Yahoo!ニュース

悠仁さま成人をきっかけに再確認する皇位や皇族へのモヤモヤが生じる奈辺

坂東太郎十文字学園女子大学非常勤講師
移ろいゆく菊への思い(写真:イメージマート)

 悠仁さまが9月6日の誕生日をもって成人となられます。同時に高校3年生でもあって、「東大へ推薦入学するのでは」といった進路に関する憶測もかまびすしく、なかには「皇室特権」「特別扱い」と疑問視する向きも。

 はて? 日本国民はそもそも皇族という「世襲に基づく高い身分」および、それに附随する特権を認めています。特権階級が特権を行使したとして何がおかしいのでしょうか。とはいえ一部を苛立たせている以上、そこに何らかの合理性もあるはずです。改めて皇族が有する特権を確認しつつ、モヤモヤが奈辺から生じるのか考察してみます。

成人すれば「大勲位」

 悠仁は民法改正に基づく男性皇族初の18歳成年。ちなみに皇太子(天皇の男子)の場合は民法にかかわらず皇室典範の規定で18歳成年です。

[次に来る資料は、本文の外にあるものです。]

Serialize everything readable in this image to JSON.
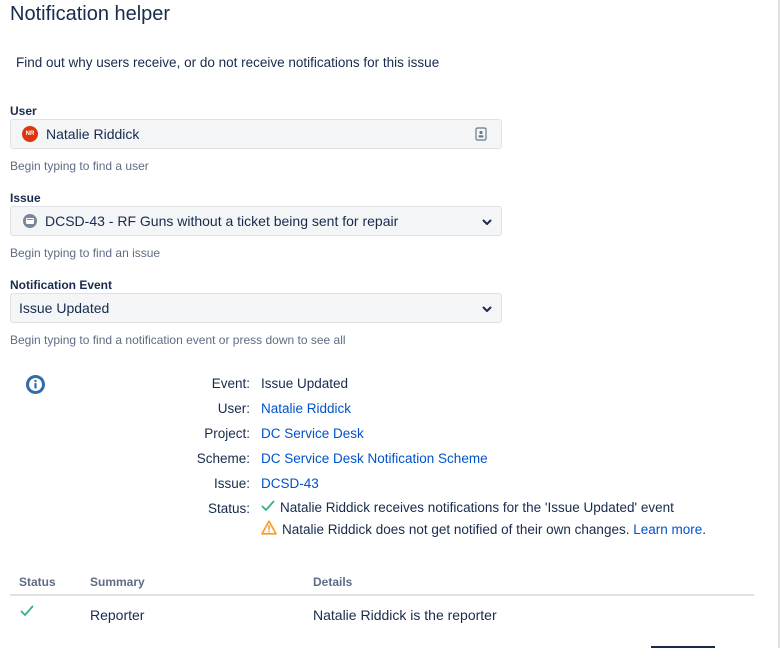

 宮内庁によると悠仁さまの「成年式」は本来の9月6日でなく高校卒業以降の「適切な時期」に行うとします。その時に授与される勲章が大勲位菊花大綬章。最高位の大勲位菊花章頸飾は儀礼的な外国元首などへの贈与を除くと現憲法下では天皇陛下のみなので、存命中に授与される勲等としては事実上のトップです。

 近年、存命中にこの大勲位菊花大綬章を受けた皇族以外の人物として著名なのが中曽根康弘元首相。現役の国会議員ながら1997年に受章しました。中曽根氏は101歳没(2019年)と長命で、「大勲位」は氏の半ば憧れ、半ば揶揄的な響きも含むあだ名として用いられていったのです。言い換えるとそれぐらい「偉い人」を意味します。それを悠仁さまは18歳にして授与される権利を得るのです。

皇族費は年換算で915万円

 成年になると同時に皇室経済法が「皇族としての品位保持の資に充てるため」支払われる皇族費も増えます。悠仁さまが該当する「独立の生計を営まない親王」は年換算して915万円。所得税と住民税は課されないし、社会保険には加入していない(≒できない)から金額は手取りとみなしていい。これを雇用者の賃金で置き換えると年収(額面)約1300万円に相当します。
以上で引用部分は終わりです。